With a short window to tackle a high-stakes problem – water – things are getting serious, fast.

Members of the Salinas Valley Basin Groundwater Sustainability Agency’s (SVBGSA) advisory committee met on Thursday, April 16 to talk about potential solutions, and the consequences if deadlines are missed.

The goal, under California’s Sustainable Groundwater Management Act, is to develop projects and management actions to bring basins to sustainability by 2040 or 2042. If local groundwater sustainability agencies cannot come up with effective solutions, control could shift to the State Water Resources Control Board, which has the authority to impose pumping restrictions. That could result in fallowing farmland, impacting the county’s top economic driver.

“We are asking you to develop a recommendation to the board,” SVBGSA Executive Director Piret Harmon told committee members. She said potential projects would need to be finalized by early fall. “We need a suite, a portfolio of projects. Not any single one, because it doesn’t get us there. It really comes together to be the most optimal.”

The timeline came as a surprise. “That was a yikes,” Committee Chair Curtis Weeks said.

The 180/400-foot aquifer, underlying areas from Castroville to Gonzales, was deemed critically overdrafted by the state in 2014 due to decades of overpumping, and is at risk of being contaminated by seawater intrusion.

In 2022, the state Department of Water Resources determined that the plans submitted by SVBGSA for this critically overdrafted basin were incomplete, requiring stronger evidence to show how sustainability would be achieved. In December, the state asked for more refinement to the plan for this basin; local agencies have until April 30 to respond, showing how their groundwater plans relating to seawater intrusion in the 180/400 subbasin will actually work.

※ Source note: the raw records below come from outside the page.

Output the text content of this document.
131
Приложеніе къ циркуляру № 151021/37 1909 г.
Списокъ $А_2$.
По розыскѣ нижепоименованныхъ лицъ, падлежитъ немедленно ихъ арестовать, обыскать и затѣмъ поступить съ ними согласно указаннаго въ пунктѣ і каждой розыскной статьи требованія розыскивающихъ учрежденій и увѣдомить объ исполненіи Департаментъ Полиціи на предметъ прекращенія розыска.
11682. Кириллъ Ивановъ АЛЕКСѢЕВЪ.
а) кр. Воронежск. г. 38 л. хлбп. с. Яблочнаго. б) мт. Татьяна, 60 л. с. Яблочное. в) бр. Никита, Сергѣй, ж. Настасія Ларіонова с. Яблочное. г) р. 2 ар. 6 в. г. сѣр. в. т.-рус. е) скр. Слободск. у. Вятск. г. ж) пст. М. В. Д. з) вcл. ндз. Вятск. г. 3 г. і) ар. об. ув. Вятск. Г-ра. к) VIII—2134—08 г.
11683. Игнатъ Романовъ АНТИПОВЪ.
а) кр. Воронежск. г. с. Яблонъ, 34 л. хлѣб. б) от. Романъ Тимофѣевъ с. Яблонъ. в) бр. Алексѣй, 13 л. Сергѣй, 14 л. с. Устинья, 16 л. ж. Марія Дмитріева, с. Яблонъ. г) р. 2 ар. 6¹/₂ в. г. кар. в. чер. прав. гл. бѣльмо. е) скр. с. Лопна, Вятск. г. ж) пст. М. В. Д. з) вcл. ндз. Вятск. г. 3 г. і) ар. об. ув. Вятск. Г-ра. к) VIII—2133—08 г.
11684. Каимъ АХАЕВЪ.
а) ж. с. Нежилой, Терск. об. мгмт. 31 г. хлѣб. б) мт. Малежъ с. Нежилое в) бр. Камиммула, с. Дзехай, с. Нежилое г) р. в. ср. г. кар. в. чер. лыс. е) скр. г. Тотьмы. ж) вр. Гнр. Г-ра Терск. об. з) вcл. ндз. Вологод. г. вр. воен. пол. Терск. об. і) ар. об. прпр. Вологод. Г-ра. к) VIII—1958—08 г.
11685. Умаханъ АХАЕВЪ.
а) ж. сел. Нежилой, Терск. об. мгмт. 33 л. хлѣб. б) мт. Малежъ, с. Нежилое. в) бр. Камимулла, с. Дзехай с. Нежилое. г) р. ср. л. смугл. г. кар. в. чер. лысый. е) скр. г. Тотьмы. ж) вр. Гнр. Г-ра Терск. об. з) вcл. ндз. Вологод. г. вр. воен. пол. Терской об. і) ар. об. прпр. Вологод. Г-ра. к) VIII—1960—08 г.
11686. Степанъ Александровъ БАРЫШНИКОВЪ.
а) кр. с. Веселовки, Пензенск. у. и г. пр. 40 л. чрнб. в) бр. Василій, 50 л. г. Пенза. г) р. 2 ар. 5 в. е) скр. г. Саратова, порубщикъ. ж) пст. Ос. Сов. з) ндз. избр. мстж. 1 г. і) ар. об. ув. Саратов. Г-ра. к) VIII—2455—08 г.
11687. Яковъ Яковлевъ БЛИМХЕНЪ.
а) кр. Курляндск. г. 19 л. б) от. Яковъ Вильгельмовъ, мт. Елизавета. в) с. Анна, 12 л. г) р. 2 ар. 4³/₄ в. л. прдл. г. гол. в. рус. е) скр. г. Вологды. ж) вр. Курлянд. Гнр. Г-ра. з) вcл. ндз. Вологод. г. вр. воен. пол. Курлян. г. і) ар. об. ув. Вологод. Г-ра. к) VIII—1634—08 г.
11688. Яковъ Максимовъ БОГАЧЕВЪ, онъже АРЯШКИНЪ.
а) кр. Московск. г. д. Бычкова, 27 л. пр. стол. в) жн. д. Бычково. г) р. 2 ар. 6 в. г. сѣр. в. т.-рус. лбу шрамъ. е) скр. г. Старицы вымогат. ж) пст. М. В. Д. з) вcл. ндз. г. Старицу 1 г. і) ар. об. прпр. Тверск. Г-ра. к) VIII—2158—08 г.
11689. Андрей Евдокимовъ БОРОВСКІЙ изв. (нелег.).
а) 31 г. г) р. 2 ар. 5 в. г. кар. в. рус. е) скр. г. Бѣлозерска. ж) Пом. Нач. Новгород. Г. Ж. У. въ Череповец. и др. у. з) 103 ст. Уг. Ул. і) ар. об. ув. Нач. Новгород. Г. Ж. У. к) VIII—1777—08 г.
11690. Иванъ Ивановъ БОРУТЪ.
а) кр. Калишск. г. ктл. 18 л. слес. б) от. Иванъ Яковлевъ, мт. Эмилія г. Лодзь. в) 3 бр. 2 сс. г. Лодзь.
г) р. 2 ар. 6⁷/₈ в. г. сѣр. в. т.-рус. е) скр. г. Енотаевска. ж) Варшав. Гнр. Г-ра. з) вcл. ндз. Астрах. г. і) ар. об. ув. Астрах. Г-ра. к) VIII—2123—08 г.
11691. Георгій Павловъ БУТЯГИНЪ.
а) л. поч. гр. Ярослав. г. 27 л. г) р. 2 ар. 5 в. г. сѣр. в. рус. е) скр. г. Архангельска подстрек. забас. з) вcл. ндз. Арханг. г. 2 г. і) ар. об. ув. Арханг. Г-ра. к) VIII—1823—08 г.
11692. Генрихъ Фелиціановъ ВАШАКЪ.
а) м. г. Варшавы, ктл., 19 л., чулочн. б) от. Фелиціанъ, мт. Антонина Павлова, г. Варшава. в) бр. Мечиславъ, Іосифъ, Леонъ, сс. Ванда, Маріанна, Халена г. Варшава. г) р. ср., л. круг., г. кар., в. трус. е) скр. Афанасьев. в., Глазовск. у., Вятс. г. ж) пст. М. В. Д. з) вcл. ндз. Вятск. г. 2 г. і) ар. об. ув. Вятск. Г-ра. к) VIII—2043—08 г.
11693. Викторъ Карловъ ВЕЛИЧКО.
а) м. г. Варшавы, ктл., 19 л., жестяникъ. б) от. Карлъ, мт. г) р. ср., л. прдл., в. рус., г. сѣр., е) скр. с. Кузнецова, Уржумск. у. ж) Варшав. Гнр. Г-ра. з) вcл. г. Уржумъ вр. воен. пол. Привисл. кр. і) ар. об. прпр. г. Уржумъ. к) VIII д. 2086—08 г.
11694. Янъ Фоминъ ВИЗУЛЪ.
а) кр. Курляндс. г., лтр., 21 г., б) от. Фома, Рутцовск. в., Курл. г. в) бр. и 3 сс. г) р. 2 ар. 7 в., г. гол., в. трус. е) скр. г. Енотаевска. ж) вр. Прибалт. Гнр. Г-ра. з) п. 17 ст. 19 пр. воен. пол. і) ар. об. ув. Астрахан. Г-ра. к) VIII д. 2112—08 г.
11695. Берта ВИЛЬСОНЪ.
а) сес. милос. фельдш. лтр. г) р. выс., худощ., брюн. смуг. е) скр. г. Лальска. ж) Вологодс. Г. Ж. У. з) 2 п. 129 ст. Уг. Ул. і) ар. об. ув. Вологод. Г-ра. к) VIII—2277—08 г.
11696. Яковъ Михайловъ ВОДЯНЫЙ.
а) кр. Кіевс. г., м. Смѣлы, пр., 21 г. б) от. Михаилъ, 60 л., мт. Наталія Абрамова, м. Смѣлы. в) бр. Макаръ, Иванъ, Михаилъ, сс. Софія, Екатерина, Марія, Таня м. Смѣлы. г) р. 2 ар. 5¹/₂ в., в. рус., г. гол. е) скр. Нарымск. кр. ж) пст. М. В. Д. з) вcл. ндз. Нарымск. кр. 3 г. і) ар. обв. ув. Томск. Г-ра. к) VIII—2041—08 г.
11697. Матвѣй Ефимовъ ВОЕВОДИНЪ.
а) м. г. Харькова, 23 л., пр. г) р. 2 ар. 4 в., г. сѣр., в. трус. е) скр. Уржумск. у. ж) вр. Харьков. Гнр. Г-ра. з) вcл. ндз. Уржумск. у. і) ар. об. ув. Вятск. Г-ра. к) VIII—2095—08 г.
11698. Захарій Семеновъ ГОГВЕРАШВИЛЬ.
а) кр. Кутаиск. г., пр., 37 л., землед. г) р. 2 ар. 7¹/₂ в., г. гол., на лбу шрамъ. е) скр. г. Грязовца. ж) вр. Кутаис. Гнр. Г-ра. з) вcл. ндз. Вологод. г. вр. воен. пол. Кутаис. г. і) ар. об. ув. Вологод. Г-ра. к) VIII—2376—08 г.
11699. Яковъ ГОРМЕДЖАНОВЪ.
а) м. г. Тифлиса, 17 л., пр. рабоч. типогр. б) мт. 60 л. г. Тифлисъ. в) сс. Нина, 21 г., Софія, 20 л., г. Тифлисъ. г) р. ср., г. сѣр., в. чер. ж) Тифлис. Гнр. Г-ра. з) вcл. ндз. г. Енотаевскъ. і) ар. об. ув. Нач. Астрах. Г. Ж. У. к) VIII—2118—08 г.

For the whole region, several projects are on the table, and will continue to be discussed at the next advisory committee meeting on Wednesday, April 29. The largest is a brackish groundwater restoration project, which would extract salty groundwater before it spreads inland, then treat it before delivering that treated water back to farms or back into the aquifer. That project – the highest-cost option – is estimated to cost around $1 billion.

One feasibility study discussed at the April 16 meeting was for aquifer storage and recovery, which would involve capturing excess surface water from the Salinas River and diverting that water to be stored in the aquifer for later use. The estimated capital cost would be $278 million-$383 million.

Another concept includes upgrading the existing Castroville Seawater Intrusion Project to reduce groundwater pumping. That project would cost an estimated $60 million.

Weeks stressed the need to come together to find a solution and maintain local control.

“There’s no way today to know who is going to face these cuts,” he said. “ And there’s no way to say that [the state] won’t go into certain areas. We don’t want to have the fight, so let’s figure it out.”